入学当初より仲の良い親友が突然そう言い始めたのはある昼下がりのことだ。ゴールドのネックレスが似合う褐色の柔らかい筋肉を見ていると俺はどうしようもなく黒人になりたいんだよ、そう私に打ち明ける彼の眼差しからは本気の様相が伺えた。


私の学校には外国人チュータというものがおり、彼らは殆どの場合英会話の授業を受け持っている。その中にアブドゥと呼ばれるセネガル出身のチュータがいるのであるが、彼は黒人にしては貧相な体つきで、身長も低く、いつも甲高い――例えるならコロ助のような――声で自分の出身地ダカールが如何に偉大かについて喋りちらしていた。

彼はいつも言っていた。


ダカールすごイヨ!だってアレダヨ?まずパリダカールレースの最終チテン、これだけで価値あるよネ?それになんと言ってもガンダムガンダムガンダムの地球レンポウ議会府はダカールに置かれてるんダョ?ツマリ、スゴイ!スナワチスゴイ!ダカールは世界の中心!愛を叫ぶ!」


多少の脚色はあるかもしれないが、こんなことを毎日言っているので授業は全く進まず、それどころか他の教諭たちに遅れについて質問されるとすぐさま手をあげ、ハッ生徒たちが五月蝿いせいであります、と流暢な日本語で応えるという中々のやり手であった。

そんな彼を見て我が親友は【ニガーニガー】と指をさして笑ったり、色の黒いクラスメイトを見つけては、「お前アブドゥじゃね?むしろジャクソン?ニガーニガー」と嘲笑の対象にしていたのであるが、それが突然の変貌で彼はどうやら黒人になりたがっていた。
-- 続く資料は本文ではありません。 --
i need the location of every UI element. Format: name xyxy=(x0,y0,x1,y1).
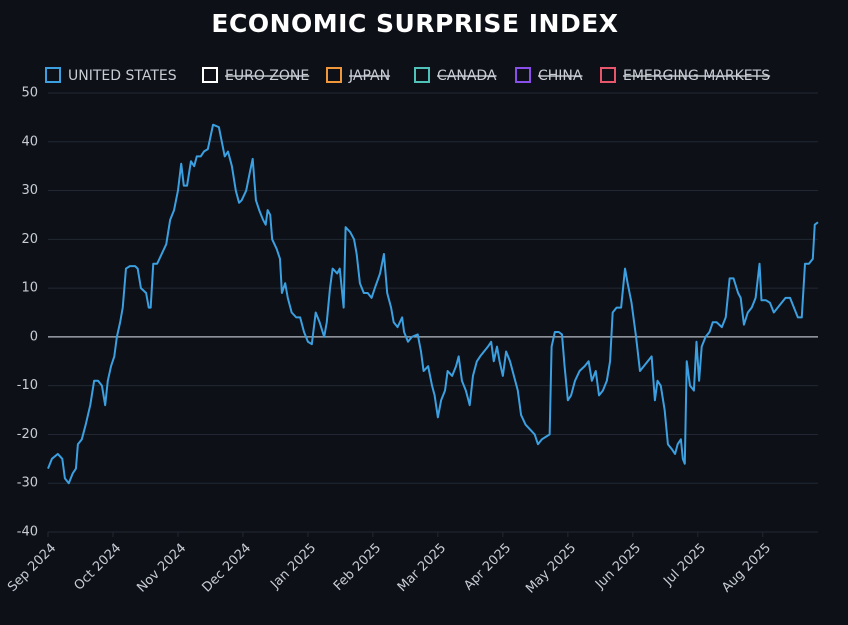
legend-label[interactable]: JAPAN xyxy=(348,68,390,84)
y-tick-label: 50 xyxy=(21,86,38,101)
legend-swatch[interactable] xyxy=(326,67,342,83)
legend-label[interactable]: EURO ZONE xyxy=(225,68,309,84)
y-tick-label: -10 xyxy=(17,378,38,393)
legend-label[interactable]: EMERGING MARKETS xyxy=(623,68,770,84)
y-tick-label: 30 xyxy=(21,183,38,198)
y-tick-label: 10 xyxy=(21,281,38,296)
data-line xyxy=(47,123,819,485)
y-tick-label: -30 xyxy=(17,476,38,491)
legend-swatch[interactable] xyxy=(600,67,616,83)
y-tick-label: 0 xyxy=(30,329,38,344)
legend-label[interactable]: CHINA xyxy=(538,68,583,84)
y-tick-label: -40 xyxy=(17,525,38,540)
chart-title: ECONOMIC SURPRISE INDEX xyxy=(211,9,618,38)
y-tick-label: -20 xyxy=(17,427,38,442)
y-tick-label: 40 xyxy=(21,134,38,149)
legend-swatch[interactable] xyxy=(414,67,430,83)
legend-swatch[interactable] xyxy=(45,67,61,83)
legend-swatch[interactable] xyxy=(515,67,531,83)
y-tick-label: 20 xyxy=(21,232,38,247)
legend-label[interactable]: CANADA xyxy=(437,68,497,84)
legend-label[interactable]: UNITED STATES xyxy=(68,68,177,84)
legend-swatch[interactable] xyxy=(202,67,218,83)
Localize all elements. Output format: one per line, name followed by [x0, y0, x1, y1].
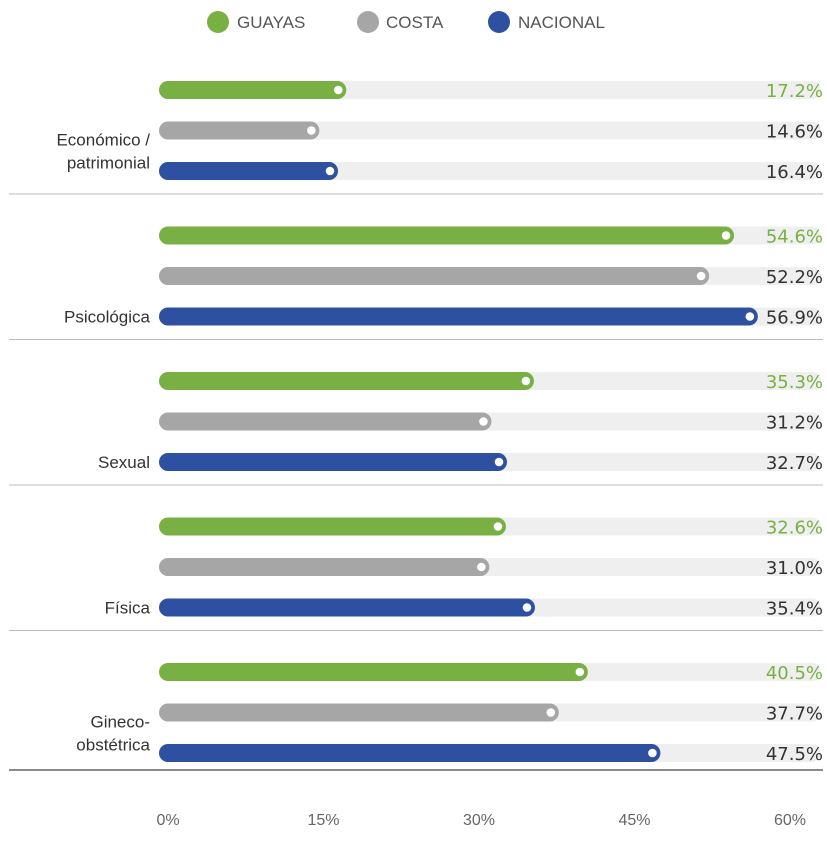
bar-end-marker	[721, 231, 731, 240]
category-label: Física	[105, 599, 151, 618]
bar-end-marker	[522, 603, 532, 612]
value-label-nacional: 56.9%	[766, 308, 823, 329]
x-tick-label: 30%	[463, 812, 495, 829]
legend-marker-costa	[357, 11, 379, 33]
bar-costa	[159, 703, 559, 722]
bar-end-marker	[521, 376, 531, 386]
value-label-costa: 31.2%	[766, 413, 823, 434]
bar-nacional	[159, 598, 535, 617]
bar-costa	[159, 267, 710, 285]
value-label-costa: 52.2%	[766, 267, 823, 288]
value-label-costa: 14.6%	[766, 122, 823, 143]
x-tick-label: 15%	[307, 812, 339, 829]
bar-end-marker	[648, 748, 657, 758]
category-label: Gineco-	[90, 712, 150, 731]
bar-guayas	[159, 81, 347, 99]
bar-guayas	[159, 372, 534, 390]
x-tick-label: 45%	[618, 812, 650, 829]
category-label: Psicológica	[64, 308, 151, 327]
legend-marker-nacional	[488, 11, 510, 33]
bar-nacional	[159, 162, 339, 180]
legend-marker-guayas	[207, 11, 229, 33]
bar-guayas	[159, 663, 588, 681]
category-label: Sexual	[98, 453, 150, 472]
bar-guayas	[159, 517, 506, 536]
bar-end-marker	[494, 457, 504, 467]
bar-end-marker	[334, 85, 343, 95]
bar-guayas	[159, 226, 735, 245]
value-label-nacional: 16.4%	[766, 162, 823, 183]
bar-end-marker	[479, 417, 488, 426]
category-label: Económico /	[56, 130, 150, 149]
x-tick-label: 0%	[156, 812, 179, 829]
value-label-guayas: 32.6%	[766, 518, 823, 539]
value-label-nacional: 35.4%	[766, 599, 823, 620]
value-label-guayas: 54.6%	[766, 227, 823, 248]
bar-end-marker	[575, 667, 585, 677]
value-label-guayas: 35.3%	[766, 372, 823, 393]
legend-label-guayas: GUAYAS	[237, 13, 305, 32]
bar-end-marker	[307, 126, 316, 135]
value-label-nacional: 32.7%	[766, 453, 823, 474]
bar-end-marker	[325, 166, 335, 176]
category-label: obstétrica	[76, 735, 150, 754]
value-label-guayas: 17.2%	[766, 81, 823, 102]
category-label: patrimonial	[67, 153, 150, 172]
value-label-nacional: 47.5%	[766, 744, 823, 765]
bar-costa	[159, 121, 320, 140]
value-label-costa: 31.0%	[766, 558, 823, 579]
bar-track	[159, 121, 821, 140]
bar-end-marker	[745, 312, 755, 321]
bar-end-marker	[493, 522, 503, 531]
x-tick-label: 60%	[774, 812, 806, 829]
bar-end-marker	[546, 708, 556, 717]
bar-end-marker	[477, 562, 486, 572]
bar-nacional	[159, 453, 507, 471]
bar-end-marker	[696, 271, 706, 281]
bar-costa	[159, 558, 490, 576]
bar-costa	[159, 412, 492, 431]
bar-nacional	[159, 307, 758, 326]
value-label-costa: 37.7%	[766, 704, 823, 725]
value-label-guayas: 40.5%	[766, 663, 823, 684]
legend-label-costa: COSTA	[386, 13, 444, 32]
bar-nacional	[159, 744, 661, 762]
legend-label-nacional: NACIONAL	[518, 13, 605, 32]
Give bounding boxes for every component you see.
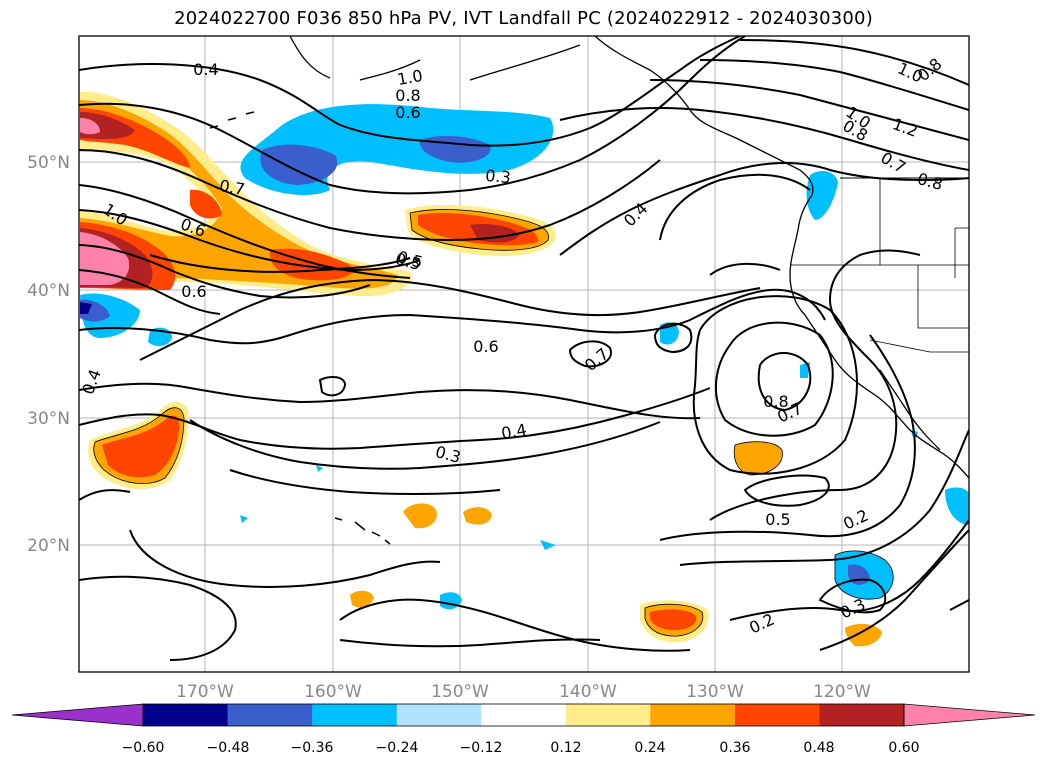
negative-pv-shading — [80, 104, 969, 610]
alaska-coast — [289, 36, 814, 196]
contour-label: 0.6 — [395, 103, 420, 122]
contour-label: 0.8 — [763, 392, 788, 411]
contour-label-text: 0.6 — [395, 103, 420, 122]
contour-label: 0.4 — [193, 60, 218, 79]
colorbar-tick-label: −0.36 — [291, 740, 334, 756]
lat-label: 30°N — [27, 409, 70, 429]
lon-label: 150°W — [431, 682, 489, 702]
colorbar-tick-label: 0.12 — [550, 740, 581, 756]
mexico-border — [869, 339, 969, 353]
colorbar-bin — [227, 704, 313, 726]
lon-label: 170°W — [176, 682, 234, 702]
colorbar — [11, 703, 1036, 727]
colorbar-tick-label: 0.24 — [634, 740, 665, 756]
lon-label: 140°W — [559, 682, 617, 702]
colorbar-tick-label: 0.48 — [803, 740, 834, 756]
contour-label-text: 0.4 — [500, 420, 528, 443]
colorbar-bin — [143, 704, 229, 726]
shading-outlines — [93, 209, 894, 637]
contour-label: 1.0 — [396, 66, 424, 89]
colorbar-tick-label: 0.36 — [719, 740, 750, 756]
na-west-coast — [789, 194, 969, 479]
contour-label: 0.3 — [485, 166, 512, 187]
colorbar-tick-labels: −0.60 −0.48 −0.36 −0.24 −0.12 0.12 0.24 … — [122, 740, 920, 756]
colorbar-bin — [481, 704, 567, 726]
colorbar-frame — [142, 703, 905, 727]
lon-label: 120°W — [813, 682, 871, 702]
colorbar-tick-label: −0.12 — [460, 740, 503, 756]
colorbar-tick-label: −0.60 — [122, 740, 165, 756]
contour-label-text: 0.4 — [193, 60, 218, 79]
aleutian-islands — [209, 111, 255, 129]
colorbar-tick-label: 0.60 — [888, 740, 919, 756]
colorbar-tick-label: −0.24 — [376, 740, 419, 756]
longitude-labels: 170°W 160°W 150°W 140°W 130°W 120°W — [176, 682, 871, 702]
coastlines — [209, 36, 969, 545]
contour-label-text: 1.0 — [396, 66, 424, 89]
colorbar-bin — [819, 704, 905, 726]
colorbar-bin — [734, 704, 820, 726]
contour-label: 0.4 — [500, 420, 528, 443]
state-borders — [790, 178, 969, 329]
colorbar-extend-min — [11, 703, 144, 727]
latitude-labels: 50°N 40°N 30°N 20°N — [27, 153, 70, 556]
colorbar-tick-label: −0.48 — [207, 740, 250, 756]
lat-label: 40°N — [27, 281, 70, 301]
contour-label-text: 0.8 — [395, 86, 420, 105]
baja-coast — [879, 369, 941, 451]
contour-label: 0.6 — [181, 282, 206, 301]
lat-label: 20°N — [27, 536, 70, 556]
hawaii-islands — [334, 517, 391, 545]
map-frame — [78, 35, 970, 673]
lat-label: 50°N — [27, 153, 70, 173]
contour-label: 0.6 — [473, 337, 498, 356]
colorbar-extend-max — [903, 703, 1036, 727]
contour-label-text: 0.6 — [181, 282, 206, 301]
lon-label: 160°W — [304, 682, 362, 702]
contour-label: 0.5 — [765, 510, 790, 529]
contour-label: 0.7 — [218, 176, 246, 199]
contour-label-text: 0.7 — [218, 176, 246, 199]
map-title: 2024022700 F036 850 hPa PV, IVT Landfall… — [174, 8, 873, 29]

俺さ、本当のところは黒人に憧れてたんだよ、だから馬鹿にしてた、それって小学生が好きな女の子をからかっちゃうのと原理は同じさ。ほんと俺はガキだったんだ。なんだか今になって思うよ、俺はあいつらをジャクソンとか言ってたけどさ、マイケルジャクソンって白人になりたかったんだよな、白人。俺は黒人になりたい。つまりさ、俺とジャクソンは同じなんだよ。


彼がそう言いながらグラウンドで愉快そうに走り回るアブドゥを羨望の眼差しで見ているのが判った。私はなんだかもの哀しさを覚えた。本当に白人になりたかったのになれずに頭も顔もおかしくなってしまったマイケルジャクソンと、今から本物の黒人を目指す親友、その対比は酷く滑稽なようで、或る種の美しさを私は感じたのである。


黒人になれるというマシンを通販で12回払いのローンを使い買った、という話を嬉しそうに彼が言い出しのたのはそれから幾日かしてからのことだ。

一日10分のトレーニングで黒人になれるらしい。